Depuis début 2017, le cadre du don d’organes a évolué. En France, chacun est donneur. Pour s’opposer à ce don, il faut avoir exprimé le refus soit auprès de ses proches, soit en s’inscrivant sur un registre en ligne. Et comme le 22 juin est la journée nationale du don d’organes, on fait le tour des sites et applis les plus pédagogiques pour tout comprendre.

Don d’organes : bien s’informer pour bien choisir



Le don d’organes et de tissus suscite beaucoup de questions. D’abord sur les modalités du don : la loi de bioéthique prévoit la gratuité et l’anonymat entre le donneur et le receveur, par exemple. Mais aussi sur les modalités de refus. La loi de bioéthique prévoit en effet qu’en France, chacun est donneur d’organes et de tissus présumé. Depuis le 1er janvier 2017, les modalités de refus ont changé. Pour s’opposer au prélèvement des organes ou tissus après la mort, il est nécessaire de s’inscrire sur le registre national des refus, ou par courrier. Il est aussi possible de confier un document de refus à ses proches, ou de les prévenir.

Pour mieux répondre aux interrogations – ou aux inquiétudes -, l’Agence de biomédecine propose sur le site du don d'organes une véritable encyclopédie de questions des internautes et de réponses des médecins ou de l’agence. Le don de son vivant, par exemple. Ou la possibilité de choisir les organes que l’on ne souhaite pas donner. Sur sa chaîne Youtube, L’Agence de biomédecine propose aussi plusieurs vidéos, où des particuliers concernés par le don d’organes expliquent leur parcours.

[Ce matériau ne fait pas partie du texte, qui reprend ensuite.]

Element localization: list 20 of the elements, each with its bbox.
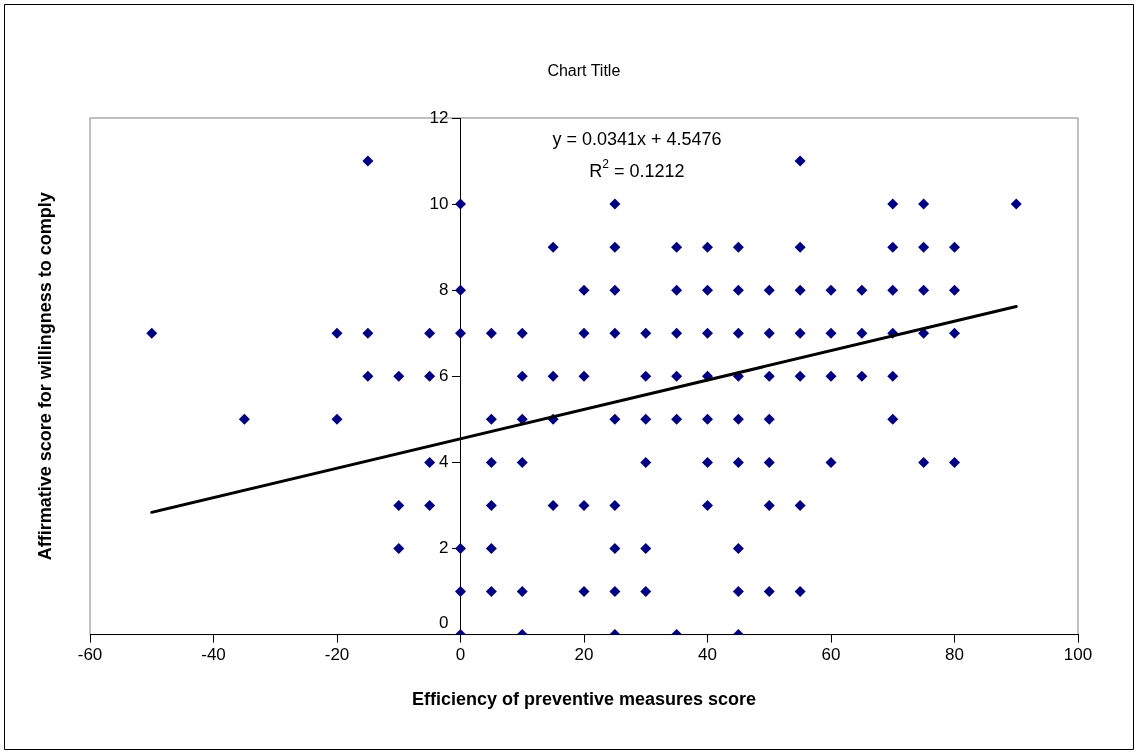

C’est le cas de Jean-Claude, 83 ans et greffé du cœur, qui répond à la question « Y a-t-il une limite d’âge pour donner ses organes ? ». Un autre témoignage de Céline, maman d’un petit garçon greffé, répond à la question du don d’organes chez les mineurs.

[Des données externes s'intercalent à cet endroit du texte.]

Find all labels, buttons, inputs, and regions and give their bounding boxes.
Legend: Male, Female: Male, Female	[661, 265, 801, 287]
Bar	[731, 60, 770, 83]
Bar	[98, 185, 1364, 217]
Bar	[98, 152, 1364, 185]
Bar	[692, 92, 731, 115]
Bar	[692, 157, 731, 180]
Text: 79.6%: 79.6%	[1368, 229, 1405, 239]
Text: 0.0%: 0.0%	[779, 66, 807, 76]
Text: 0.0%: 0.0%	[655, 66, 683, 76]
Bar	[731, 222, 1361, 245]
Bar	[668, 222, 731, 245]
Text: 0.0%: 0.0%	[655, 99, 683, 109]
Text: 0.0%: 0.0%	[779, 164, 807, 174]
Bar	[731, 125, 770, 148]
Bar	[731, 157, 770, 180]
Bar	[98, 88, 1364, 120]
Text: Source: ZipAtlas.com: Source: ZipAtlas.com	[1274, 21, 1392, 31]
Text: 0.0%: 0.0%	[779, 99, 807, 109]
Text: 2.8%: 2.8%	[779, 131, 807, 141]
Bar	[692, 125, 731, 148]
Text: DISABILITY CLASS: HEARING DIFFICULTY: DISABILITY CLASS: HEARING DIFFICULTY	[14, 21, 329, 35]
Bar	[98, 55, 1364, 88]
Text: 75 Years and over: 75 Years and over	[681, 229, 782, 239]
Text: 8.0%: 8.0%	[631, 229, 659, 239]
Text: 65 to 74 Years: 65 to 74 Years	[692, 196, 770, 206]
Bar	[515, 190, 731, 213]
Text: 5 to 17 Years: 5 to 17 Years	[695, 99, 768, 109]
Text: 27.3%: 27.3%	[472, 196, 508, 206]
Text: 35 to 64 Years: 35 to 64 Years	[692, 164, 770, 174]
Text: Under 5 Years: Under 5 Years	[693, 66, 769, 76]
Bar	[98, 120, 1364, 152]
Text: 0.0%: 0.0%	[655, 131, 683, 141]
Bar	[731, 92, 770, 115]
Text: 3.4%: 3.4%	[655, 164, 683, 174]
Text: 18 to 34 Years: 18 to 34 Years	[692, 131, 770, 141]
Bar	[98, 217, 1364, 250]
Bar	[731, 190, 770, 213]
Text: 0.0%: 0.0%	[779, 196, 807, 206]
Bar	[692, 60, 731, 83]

Dans une rubrique « témoignages », la Fédération des Associations pour le don d’organes et de tissus humains propose aussi des interventions de greffés, de donneurs, de proches de donneurs disparus.
Enfin, pour connaître le contexte légal, un passage sur la page « prélèvement d’organes » sur Service-public complète bien les informations. Tout en n’oubliant pas que selon l’Agence de Biomédecine, 22 167 personnes ont eu besoin d’une greffe en France en 2016… mais que la même année, 34 % des Français refusaient de donner leurs organes.